So you want to find a mentor?

January 13, 2017

By Kim McKeehan, Great Falls When did you learn to keep your desires a secret? Wishing on the first star at night or blowing on a dandelion, we are told an egregious story about keeping our deepest longings to ourselves. This imperative is all but institutionalized for women and girls in our society, whose desires have long been associated with darkness and sexuality and whose emerging sense of agency is often labeled “bossy” or “bitchy.” Even if a girl is born into a home filled with love, but where adult needs are prioritized, she may never give voice to her own needs and desires. I was born into that final category, but I found my voice through relationships with trusted adults. Our first relationships are critical to the healthy growth of our brains and the development of our identities.
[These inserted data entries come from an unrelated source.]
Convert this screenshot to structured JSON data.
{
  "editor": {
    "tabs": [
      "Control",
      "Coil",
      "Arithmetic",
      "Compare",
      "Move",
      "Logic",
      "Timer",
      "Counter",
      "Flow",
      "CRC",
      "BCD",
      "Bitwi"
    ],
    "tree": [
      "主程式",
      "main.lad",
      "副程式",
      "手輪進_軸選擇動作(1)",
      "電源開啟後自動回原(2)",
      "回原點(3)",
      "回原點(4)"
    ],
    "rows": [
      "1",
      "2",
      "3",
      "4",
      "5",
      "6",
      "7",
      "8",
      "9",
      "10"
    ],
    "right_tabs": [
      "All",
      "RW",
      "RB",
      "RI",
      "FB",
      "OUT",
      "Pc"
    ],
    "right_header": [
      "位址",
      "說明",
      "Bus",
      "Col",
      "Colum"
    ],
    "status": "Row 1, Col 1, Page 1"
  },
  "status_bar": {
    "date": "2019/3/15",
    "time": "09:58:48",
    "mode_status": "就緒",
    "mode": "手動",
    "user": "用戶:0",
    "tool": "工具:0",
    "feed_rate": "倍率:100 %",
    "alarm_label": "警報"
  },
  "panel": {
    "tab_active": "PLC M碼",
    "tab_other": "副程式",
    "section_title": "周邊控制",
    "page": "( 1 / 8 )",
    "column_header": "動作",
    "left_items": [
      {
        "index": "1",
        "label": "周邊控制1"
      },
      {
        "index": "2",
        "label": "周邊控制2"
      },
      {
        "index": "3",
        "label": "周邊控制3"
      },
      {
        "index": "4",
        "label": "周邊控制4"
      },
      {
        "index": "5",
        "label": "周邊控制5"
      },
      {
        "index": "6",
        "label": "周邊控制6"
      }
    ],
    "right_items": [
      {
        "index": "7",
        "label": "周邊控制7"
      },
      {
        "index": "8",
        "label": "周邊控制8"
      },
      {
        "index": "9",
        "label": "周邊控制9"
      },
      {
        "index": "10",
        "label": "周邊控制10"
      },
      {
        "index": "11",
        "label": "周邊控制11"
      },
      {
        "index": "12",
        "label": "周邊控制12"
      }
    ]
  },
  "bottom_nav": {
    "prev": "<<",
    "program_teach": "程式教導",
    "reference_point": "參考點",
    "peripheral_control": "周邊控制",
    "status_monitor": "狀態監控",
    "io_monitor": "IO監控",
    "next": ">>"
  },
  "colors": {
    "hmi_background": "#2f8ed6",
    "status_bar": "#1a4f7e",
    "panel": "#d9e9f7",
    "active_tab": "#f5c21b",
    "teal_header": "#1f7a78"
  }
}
I learned early to find mentors that met my soulful curiosity with warmth. Most of my mentors have been professional educators, women who inspire me to create language and ideas or healing practices. My favorites have shown me how to use language and story to practice healing. After imagining a new story for myself, I am able to help others do the same. Whether it is healing for ourselves and society or a thriving business, what we want is part of who we are as women. Alice Walker wrote, “The most common way people give up their power is by thinking they don't have any.” Mentoring and being mentored helps women and girls understand their personal power, improves their power with intentional alliances, resists powers of oppression, assumes power for leadership, and even transforms the meaning of power in our society. In these ways, women sharing their desires, and the skills developed from pursuing them, is a revolutionary event that is changing the way we imagine the world and ourselves. Before Homer imagined Mentor as the goddess Athena in drag—disguised as a man to give her divine wisdom to Odysseus’s son—the word mentos referred to intent, purpose, spirit, or passion. We choose our mentors based on shared passion and purpose, hoping that the relationship will guide us to grow. Sometimes mentors choose us, seeing in us what we do not see in ourselves. In all cases that shared spirit improves the power of our intention and the chances that we will manifest our deepest desires. We start by making our wishes known right out loud, by saying yes to them and by taking the risk that someone else will say yes to them too.